Two nights in a ro v actor James Coburn stood up to take a bow at galas for films in which he starred—Loving Couples and Mr. Patman\ three months ago he could barely sit up let alone stand. “I was in total agony,” he says of the months he spent suffering severe rheumatoid arthritis. “I had it in my hands, legs, ankles, feet, shoulders, neck and it was starting in my back. I tried hypnosis and it helped a little. Then I began a series of detoxification moves— high colonics and deep-rub massage. I had to do it all on my own though because doctors just say ‘Take this and you’ll be all right’or ‘You’ll just have to live with it.’ ” Coburn’s self-therapy worked “to a degree,” but he found that eating made him stiff. A food allergy test revealed that he had allergies to 47

of 150 test foods—most of them involving gluten. “I’m 70-per-cent better now and by next month I hope to be back to normal,” he says. “Now I recommend food allergy testing to anyone who has arthritis. My father died of arthritis and I’m sure no one ever asked him whether he thought it might have anything to do with his diet.”

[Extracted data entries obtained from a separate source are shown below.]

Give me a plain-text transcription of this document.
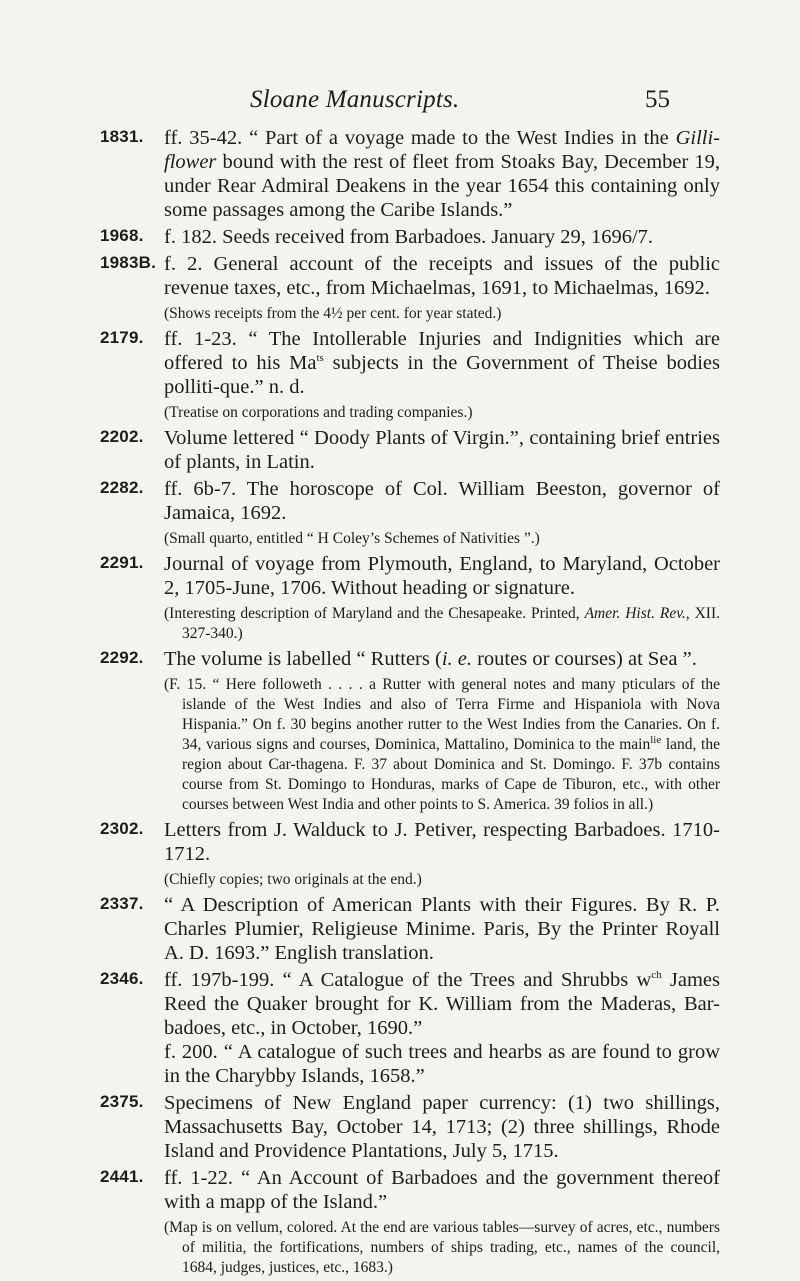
Sloane Manuscripts.	55
1831. ff. 35-42. “ Part of a voyage made to the West Indies in the Gilli-flower bound with the rest of fleet from Stoaks Bay, December 19, under Rear Admiral Deakens in the year 1654 this containing only some passages among the Caribe Islands.”
1968. f. 182. Seeds received from Barbadoes. January 29, 1696/7.
1983B. f. 2. General account of the receipts and issues of the public revenue taxes, etc., from Michaelmas, 1691, to Michaelmas, 1692.
(Shows receipts from the 4½ per cent. for year stated.)
2179. ff. 1-23. “ The Intollerable Injuries and Indignities which are offered to his $Ma^{ts}$ subjects in the Government of Theise bodies polliti-que.” n. d.
(Treatise on corporations and trading companies.)
2202. Volume lettered “ Doody Plants of Virgin.”, containing brief entries of plants, in Latin.
2282. ff. 6b-7. The horoscope of Col. William Beeston, governor of Jamaica, 1692.
(Small quarto, entitled “ H Coley’s Schemes of Nativities ”.)
2291. Journal of voyage from Plymouth, England, to Maryland, October 2, 1705-June, 1706. Without heading or signature.
(Interesting description of Maryland and the Chesapeake. Printed, Amer. Hist. Rev., XII. 327-340.)
2292. The volume is labelled “ Rutters (i. e. routes or courses) at Sea ”.
(F. 15. “ Here followeth . . . . a Rutter with general notes and many pticulars of the islande of the West Indies and also of Terra Firme and Hispaniola with Nova Hispania.” On f. 30 begins another rutter to the West Indies from the Canaries. On f. 34, various signs and courses, Dominica, Mattalino, Dominica to the main$^{lie}$ land, the region about Car-thagena. F. 37 about Dominica and St. Domingo. F. 37b contains course from St. Domingo to Honduras, marks of Cape de Tiburon, etc., with other courses between West India and other points to S. America. 39 folios in all.)
2302. Letters from J. Walduck to J. Petiver, respecting Barbadoes. 1710-1712.
(Chiefly copies; two originals at the end.)
2337. “ A Description of American Plants with their Figures. By R. P. Charles Plumier, Religieuse Minime. Paris, By the Printer Royall A. D. 1693.” English translation.
2346. ff. 197b-199. “ A Catalogue of the Trees and Shrubbs $w^{ch}$ James Reed the Quaker brought for K. William from the Maderas, Bar-badoes, etc., in October, 1690.”
f. 200. “ A catalogue of such trees and hearbs as are found to grow in the Charybby Islands, 1658.”
2375. Specimens of New England paper currency: (1) two shillings, Massachusetts Bay, October 14, 1713; (2) three shillings, Rhode Island and Providence Plantations, July 5, 1715.
2441. ff. 1-22. “ An Account of Barbadoes and the government thereof with a mapp of the Island.”
(Map is on vellum, colored. At the end are various tables—survey of acres, etc., numbers of militia, the fortifications, numbers of ships trading, etc., names of the council, 1684, judges, justices, etc., 1683.)
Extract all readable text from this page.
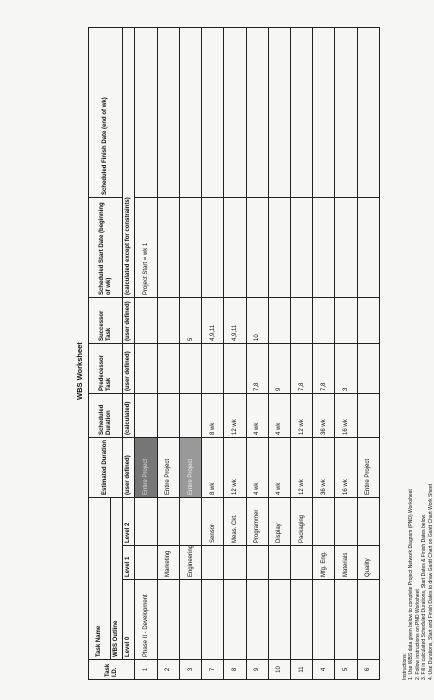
Instructions: 1. Use WBS data given below to complete Project Network Diagram (PND) Worksheet 2. Follow instructions on PND Worksheet 3. Fill in calculated Scheduled Durations, Start Dates & Finish Dates below. 4. Use Durations, Start and Finish Dates to draw Gantt Chart on Gantt Chart Work Sheet
WBS Worksheet
Task I.D.	Task Name			Estimated Duration	Scheduled Duration	Predecessor Task	Successor Task	Scheduled Start Date (beginning of wk)	Scheduled Finish Date (end of wk)
	WBS Outline								
	Level 0	Level 1	Level 2	(user defined)	(calculated)	(user defined)	(user defined)	(calculated except for constraints)	
1	Phase II - Development			Entire Project				Project Start = wk 1	
2		Marketing		Entire Project					
3		Engineering		Entire Project			5		
7			Sensor	8 wk	8 wk		4,9,11		
8			Meas. Ckt.	12 wk	12 wk		4,9,11		
9			Programmer	4 wk	4 wk	7,8	10		
10			Display	4 wk	4 wk	9			
11			Packaging	12 wk	12 wk	7,8			
4		Mfg. Eng.		36 wk	36 wk	7,8			
5		Materials		16 wk	16 wk	3			
6		Quality		Entire Project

One of the most unusual films of the festival was a 58-minute tribute to the senses by California film-maker Les Blank titled Garlic Is as Good as Ten Mothers. It also presented filmgoers with their first opportunity to experience “smell-o-vision,” unless they happened to have been among the handful of patrons who screened Scent of Mystery in 1960. Restaurateurs and garlic lovers Hy Rosenberg and Erwin Spetter sat at the back of the theatre surreptitiously cooking garlic in a toaster-oven and fanning the fumes into the air vents. Hy’s performance was halted by theatre officials. “They told me if I didn’t stop I’d be charged with disseminating garlic in a public place,” said Rosenberg, whose oven was confiscated though he was allowed to hold on to his raw “stinking roses.” Said Rosenberg: “Apparently there’s no law against simple possession of garlic.”

As usual among those attending the Trade Forum, there was a lot of talk about the quality of Canadian films and their contribution to the Canadian cultural identity. Stephen J. Roth, co-producer of Suzanne, expressed his views succinctly when he noted: “Crap is an essential part of the culture.”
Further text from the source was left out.